Portrait
Tourisme

Bar-le-Duc : un quartier-musée remarquable à parcourir

Composé d’un ensemble architectural riche et diversifié, principalement des XVIe et XVIIIe siècles, la Ville haute de Bar-le-Duc est un joyau méconnu des Lorrains. Une programmation de conférences et de visites prévue les 19 et 20 septembre prochains, lors des Journées européennes du patrimoine, devrait donner la possibilité aux amateurs d’histoire, comme aux néophytes, de mieux comprendre l’âme de la ville chef-lieu de la Meuse. 

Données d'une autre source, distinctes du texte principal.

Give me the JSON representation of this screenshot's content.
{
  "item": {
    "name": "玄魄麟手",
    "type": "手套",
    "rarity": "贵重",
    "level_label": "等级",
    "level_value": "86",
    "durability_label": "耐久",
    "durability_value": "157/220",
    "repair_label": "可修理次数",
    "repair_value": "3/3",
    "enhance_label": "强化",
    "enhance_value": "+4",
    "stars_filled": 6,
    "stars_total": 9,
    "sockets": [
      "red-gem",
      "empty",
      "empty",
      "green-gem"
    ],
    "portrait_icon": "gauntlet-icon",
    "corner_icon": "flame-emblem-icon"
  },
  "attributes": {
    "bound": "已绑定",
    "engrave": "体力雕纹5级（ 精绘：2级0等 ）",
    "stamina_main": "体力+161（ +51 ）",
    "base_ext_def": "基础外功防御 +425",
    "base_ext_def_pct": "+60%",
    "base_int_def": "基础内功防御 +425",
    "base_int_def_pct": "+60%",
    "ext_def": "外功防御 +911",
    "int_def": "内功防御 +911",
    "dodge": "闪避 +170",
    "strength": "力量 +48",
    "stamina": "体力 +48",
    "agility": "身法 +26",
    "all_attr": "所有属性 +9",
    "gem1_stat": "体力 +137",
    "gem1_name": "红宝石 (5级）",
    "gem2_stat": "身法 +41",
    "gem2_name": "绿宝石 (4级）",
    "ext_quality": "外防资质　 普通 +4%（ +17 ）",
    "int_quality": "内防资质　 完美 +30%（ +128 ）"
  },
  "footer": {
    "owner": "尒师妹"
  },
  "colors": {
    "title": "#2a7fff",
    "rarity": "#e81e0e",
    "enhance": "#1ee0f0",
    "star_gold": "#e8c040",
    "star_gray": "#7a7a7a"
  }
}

Lever les yeux vers le ciel et profiter d’une vue imprenable sur vingt-six hectares d’un quartier riche. Seule la notoriété n’est pas à la hauteur des trésors qui s’y trouvent, comme sa forte concentration d’hôtels particuliers en pierre de taille. Frontons sculptés, pilastres cannelés et gargouilles en surplomb dévoilent le passé prestigieux du lieu, synonyme de voyage dans le temps pour les visiteurs. Surnommé «quartier Renaissance» pour capitaliser sur le premier âge d’or de Bar-le-Duc, le site sauvegardé de la Ville haute offre avant tout un patrimoine diversifié, avec de nombreux édifices des périodes classique et baroque rocaille : un savant mélange de styles architecturaux inédits. Figé après la Révolution française, au moment où les monopoles ont été abolis, ce quartier a su préserver son caractère ancien. La preuve avec la maison située au n°25 de la place Saint-Pierre, construite à pan de bois et à encorbellement à colombage, illustrant l’architecture barisienne d’avant 1500. Au fil des rues, les découvertes s’enchaînent avec le musée Barrois installé dans les vestiges de l’ancien château des ducs de Bar (à proximité de l’esplanade), la Tour de l’Horloge et la Tour Heyblot, derniers vestiges des anciennes fortifications, sans oublier le pressoir seigneurial, caché derrière les portes du 75 rue des Ducs.  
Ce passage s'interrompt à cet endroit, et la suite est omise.